Edoardo Ceria

Personal information
- Full name: Edoardo Ceria
- Date of birth: 26 May 1995 (age 30)
- Place of birth: Biella, Italy
- Height: 1.80 m (5 ft 11 in)
- Position(s): Forward

Team information
- Current team: US Fiorenzuola

Youth career
- Juventus

Senior career*
- Years: Team / Apps / (Gls)
- 2013–2015: Juventus / 0 / (0)
- 2014–2015: → Den Bosch (loan) / 33 / (4)
- 2015–2017: Atalanta / 0 / (0)
- 2015–2016: → Arezzo (loan) / 6 / (0)
- 2016: → FeralpiSalò (loan) / 0 / (0)
- 2016: → Spartak Trnava (loan) / 0 / (0)
- 2017–2018: Den Bosch / 0 / (0)
- 2018–: Olympia Agnonese / 8 / (3)

International career
- 2013: Italy U18 / 1 / (0)
- 2013: Italy U19 / 4 / (0)

= Edoardo Ceria =

Italian footballer (born 1995)

Edoardo Ceria (born 26 May 1995) is an Italian footballer who plays as a forward for US Fiorenzuola.

== Club career ==
Ceria began his career as a Juventus youth player. In September 2013, Atalanta acquired half of his registration rights for €0.80 million and half of Prince-Désir Gouano's for €0.45 million as part of a €1.25 million deal for Luca Barlocco. The deal left Ceria and Gouano temporarily with Juventus and Waalwijk respectively. In June 2014, the co-ownership of Barlocco and Ceria was renewed, together with the co-ownership of Emmanuello and Cais.

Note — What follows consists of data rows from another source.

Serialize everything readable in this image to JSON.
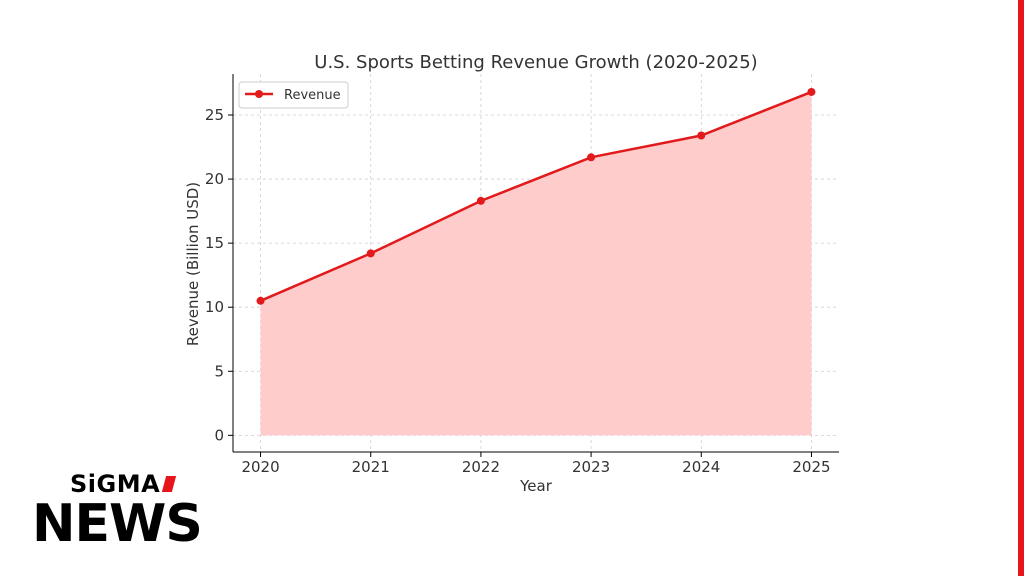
{
  "brand": {
    "top_text": "SiGMA",
    "main_text": "NEWS",
    "accent_color": "#e8141c"
  },
  "chart_data": {
    "type": "area",
    "title": "U.S. Sports Betting Revenue Growth (2020-2025)",
    "xlabel": "Year",
    "ylabel": "Revenue (Billion USD)",
    "x": [
      2020,
      2021,
      2022,
      2023,
      2024,
      2025
    ],
    "series": [
      {
        "name": "Revenue",
        "values": [
          10.5,
          14.2,
          18.3,
          21.7,
          23.4,
          26.8
        ],
        "color": "#e31a1c",
        "fill": "#ffcccc"
      }
    ],
    "xlim": [
      2019.75,
      2025.25
    ],
    "ylim": [
      -1.3,
      28.2
    ],
    "yticks": [
      0,
      5,
      10,
      15,
      20,
      25
    ],
    "xticks": [
      2020,
      2021,
      2022,
      2023,
      2024,
      2025
    ],
    "grid": true,
    "legend": "top-left"
  }
}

During the 2014–15 season, Ceria played on loan with FC Den Bosch. He made his league debut at 10 August 2014 against Sparta Rotterdam. At 15 August 2014, he scored his first two goals for Den Bosch against VVV Venlo.

On 24 June 2015, Atalanta acquired Boakye for €1.6 million, Emmanuello for €0.8 million (swap with Cais also for €0.8 million) and Ceria for €0.5 million (part of Barlocco deal for €0.95 million).